Notes from the Ladybug Studio
A year-end reflection on making time to create
Exactly two years ago, I went to a remote artist retreat in upstate New York for the final week of the year. I dug up this short piece I wrote while I was there.
On December 26, 2023, I arrived at Millay Arts for my first-ever artist residency. My living quarters and my own light-filled studio are in a barn at the foot of the Berkshires.
The air was gray, misty, and sleepy from post-Christmas celebrations when I hauled my four packed bags over to Penn Station from Brooklyn. My Amtrak train seemed to move through an opaque white cloud as we chugged up along the Hudson. But once my bags and I strapped into my chatty cabby’s ride, the sun broke out. I didn’t know what to expect on this journey, but I felt my tensions ease from my driver’s conversation and the view of clear blue skies through the bare winter trees.




Late-night online searching for some sort of escape led to my discovery of Millay Arts, which offers a quiet, peaceful winter retreat where artists can apply for time to create and reflect. While juggling my full-time job at the gallery, other freelance obligations, and recent health issues, I’d been frustrated with finding less and less time to devote to my illustrations. Getting into a headspace where I could draw and write freely had begun to feel harder to reach. Email threads and to-do lists followed me everywhere. If I didn’t get this week to myself, it meant I was prioritizing everyone and everything over me.
So when Calliope led me to the barn and casually opened the door to the spacious studio that would be mine for the week, I was emotional. After such a tough year, this was exactly what I needed.

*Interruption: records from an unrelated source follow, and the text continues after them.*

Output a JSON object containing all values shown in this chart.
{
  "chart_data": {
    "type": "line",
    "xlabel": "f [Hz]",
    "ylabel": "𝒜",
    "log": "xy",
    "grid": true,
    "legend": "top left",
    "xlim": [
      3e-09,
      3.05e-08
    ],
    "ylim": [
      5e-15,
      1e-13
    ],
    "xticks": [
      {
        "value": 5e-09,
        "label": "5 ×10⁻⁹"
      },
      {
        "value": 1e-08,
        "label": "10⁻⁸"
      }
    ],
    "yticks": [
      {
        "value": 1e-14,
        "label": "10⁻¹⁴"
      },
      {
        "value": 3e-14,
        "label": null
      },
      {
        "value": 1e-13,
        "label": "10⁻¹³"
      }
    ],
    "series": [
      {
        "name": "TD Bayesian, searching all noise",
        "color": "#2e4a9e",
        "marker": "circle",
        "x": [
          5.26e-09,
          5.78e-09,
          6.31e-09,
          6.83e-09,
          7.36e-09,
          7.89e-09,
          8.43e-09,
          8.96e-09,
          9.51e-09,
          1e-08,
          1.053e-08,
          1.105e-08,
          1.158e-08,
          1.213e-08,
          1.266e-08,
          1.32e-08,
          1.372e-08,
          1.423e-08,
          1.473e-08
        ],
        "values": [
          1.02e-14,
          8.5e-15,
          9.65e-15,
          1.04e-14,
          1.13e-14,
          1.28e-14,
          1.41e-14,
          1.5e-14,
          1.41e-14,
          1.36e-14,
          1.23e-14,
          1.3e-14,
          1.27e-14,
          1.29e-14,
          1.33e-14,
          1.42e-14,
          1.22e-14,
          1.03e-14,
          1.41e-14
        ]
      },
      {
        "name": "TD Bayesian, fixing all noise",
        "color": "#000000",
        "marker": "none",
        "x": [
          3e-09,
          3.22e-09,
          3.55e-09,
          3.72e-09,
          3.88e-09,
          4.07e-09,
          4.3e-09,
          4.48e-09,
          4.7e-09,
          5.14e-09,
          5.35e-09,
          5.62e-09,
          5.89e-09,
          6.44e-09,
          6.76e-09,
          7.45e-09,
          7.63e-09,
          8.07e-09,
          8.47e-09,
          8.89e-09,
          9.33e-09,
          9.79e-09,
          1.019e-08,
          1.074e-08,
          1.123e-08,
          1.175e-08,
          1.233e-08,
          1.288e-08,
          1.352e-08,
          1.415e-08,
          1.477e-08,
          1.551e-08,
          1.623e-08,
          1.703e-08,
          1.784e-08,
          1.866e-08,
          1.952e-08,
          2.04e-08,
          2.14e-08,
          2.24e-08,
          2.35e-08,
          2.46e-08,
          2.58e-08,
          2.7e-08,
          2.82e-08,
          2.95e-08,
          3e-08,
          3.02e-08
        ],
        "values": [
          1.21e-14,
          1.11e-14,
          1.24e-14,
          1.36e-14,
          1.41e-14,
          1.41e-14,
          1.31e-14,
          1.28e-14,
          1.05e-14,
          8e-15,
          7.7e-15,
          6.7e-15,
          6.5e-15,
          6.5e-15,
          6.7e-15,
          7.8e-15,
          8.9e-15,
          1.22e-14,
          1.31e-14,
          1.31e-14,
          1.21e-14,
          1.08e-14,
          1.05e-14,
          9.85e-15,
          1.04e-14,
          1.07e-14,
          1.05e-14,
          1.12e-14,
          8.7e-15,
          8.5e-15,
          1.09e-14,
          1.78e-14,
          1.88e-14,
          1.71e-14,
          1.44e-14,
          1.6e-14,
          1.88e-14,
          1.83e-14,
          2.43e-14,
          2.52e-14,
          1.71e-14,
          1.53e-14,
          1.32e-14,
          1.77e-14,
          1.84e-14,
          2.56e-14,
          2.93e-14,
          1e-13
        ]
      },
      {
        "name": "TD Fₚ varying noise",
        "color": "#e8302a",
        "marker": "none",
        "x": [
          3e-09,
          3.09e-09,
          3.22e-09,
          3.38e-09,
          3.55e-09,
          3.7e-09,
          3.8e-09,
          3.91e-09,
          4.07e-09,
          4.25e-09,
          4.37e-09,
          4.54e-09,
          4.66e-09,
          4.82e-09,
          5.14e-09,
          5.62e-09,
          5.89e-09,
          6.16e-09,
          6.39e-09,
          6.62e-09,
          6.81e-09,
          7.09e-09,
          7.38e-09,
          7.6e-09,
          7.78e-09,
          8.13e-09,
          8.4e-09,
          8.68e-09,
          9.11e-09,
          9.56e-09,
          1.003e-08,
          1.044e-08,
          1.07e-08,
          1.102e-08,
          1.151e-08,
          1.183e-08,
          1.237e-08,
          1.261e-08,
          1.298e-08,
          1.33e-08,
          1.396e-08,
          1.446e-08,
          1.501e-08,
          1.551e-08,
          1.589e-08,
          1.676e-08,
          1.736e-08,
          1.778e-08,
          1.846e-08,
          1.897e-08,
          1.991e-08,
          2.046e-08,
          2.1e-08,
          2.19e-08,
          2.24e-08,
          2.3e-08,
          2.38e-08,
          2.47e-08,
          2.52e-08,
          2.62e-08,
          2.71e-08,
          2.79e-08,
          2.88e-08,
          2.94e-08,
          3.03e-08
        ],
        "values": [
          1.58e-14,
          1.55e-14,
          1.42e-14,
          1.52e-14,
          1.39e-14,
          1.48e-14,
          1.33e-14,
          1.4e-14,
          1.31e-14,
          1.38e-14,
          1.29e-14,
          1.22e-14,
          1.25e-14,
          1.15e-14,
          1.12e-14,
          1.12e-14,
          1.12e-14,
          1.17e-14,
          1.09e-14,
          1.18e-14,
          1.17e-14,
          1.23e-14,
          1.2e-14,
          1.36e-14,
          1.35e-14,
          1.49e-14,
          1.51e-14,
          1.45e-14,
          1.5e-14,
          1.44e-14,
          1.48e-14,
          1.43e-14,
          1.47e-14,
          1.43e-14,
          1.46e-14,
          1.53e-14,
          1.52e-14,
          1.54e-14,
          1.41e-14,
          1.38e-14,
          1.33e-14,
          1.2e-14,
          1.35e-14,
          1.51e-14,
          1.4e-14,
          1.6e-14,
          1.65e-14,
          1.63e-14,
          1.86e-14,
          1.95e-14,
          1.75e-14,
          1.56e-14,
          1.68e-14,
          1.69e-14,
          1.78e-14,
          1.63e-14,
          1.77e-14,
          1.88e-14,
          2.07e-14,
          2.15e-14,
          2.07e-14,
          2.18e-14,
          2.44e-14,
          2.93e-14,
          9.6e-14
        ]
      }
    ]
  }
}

I wrote down observations that first afternoon in the barn:
When I glance out of the window, all I see are treetops and sky.
I count
seveneight ladybugs currently—crawling on the windows of the studio. One keeps flying off and onto the windowpane, trying to find an opening. I always wonder how they got in if they can’t get out.
The presence of the ladybugs is impossible to ignore. This is their studio.
On December 27, my first full day at Millay, I woke up in the barn and climbed a flight of stairs to the big studio with my name on the door. I sat at one of the two desks and took in the quiet. Air particles floated in the beams of sunlight. I opened my laptop and the first page of my sketchbook, but I didn’t know what to do. Had no idea where to begin.
Gazing around the room, I wondered if the ladybugs held up some kind of mirror. Am I also slamming up against the window, unable to figure out how to get to where I want to be?
When I turned back to the materials I’d schlepped up here, my eye caught my new gouache paints. I knew it was time to experiment with them.
I made a sign that reads Ladybugs Live Here, which I later taped on the wall. I painted eight of them around the letters in their varying shades of red and orange (my favorite colors).
To recreate the ladybugs, I had to get down on the floor to peer closely at their tiny bodies—some dead, some alive and just sleeping, I learned—to LOOK at their unique spot patterns and colors.
Some have big, dark, chunky spots, like Dalmatians.
Some have a light orange color and the faintest spots you can barely distinguish.
On all of the ladybugs, the spots on each wing are perfectly symmetrical to the other.
They rest wherever they please on the floor—wings splayed open or tucked together—whether it’s right under my chair or blending in among the burgundy fibers on the rug. I must step gingerly around them so I don’t crush anyone with my big slippered feet.
Here, I spend entire days uninterrupted in the barn. I try not to think ahead about my plans back home when I return on the first of the new year. It is time consumed quietly painting, drawing, and writing between my two desks near the window light, with my tiny, curious companions. This is the Ladybug Studio.
In many ways, this tension between daily life and the desire to return to my creative practice is at the heart of a late bloomer’s desk, a theme I’ve explored throughout the year.
I didn’t leave Millay Arts with much finished work so much as a recalibrated sense of attention—toward small things, toward time, toward myself. Back home, that way of working proved harder to sustain. My schedule filled up and life moved quickly, as it always does. But the week there showed me that it was possible.
At the close of another year, two years later, I reread this and feel proud for having given that time to myself at all. The Ladybug Studio was a gift. I can’t always protect that kind of peace in daily life, but I can try to make room for it.
We can all honor ourselves by starting again.





The ladybug metaphor working on multiple levels here is realy well done. The image of them pressing against the glass feels like such a precise capture of that creative frustration when life crowds out making space for work. I've had similar moments where stepping away completley (even just for a few days) recalibrates what's actually possible versus what just feels impossible because everything else is so loud. The detail about observing their spot patterns to paint them accurately is a nice touch too, it shows how slowing down changes what you notice. Hope you've been able to carry some of that energy forward.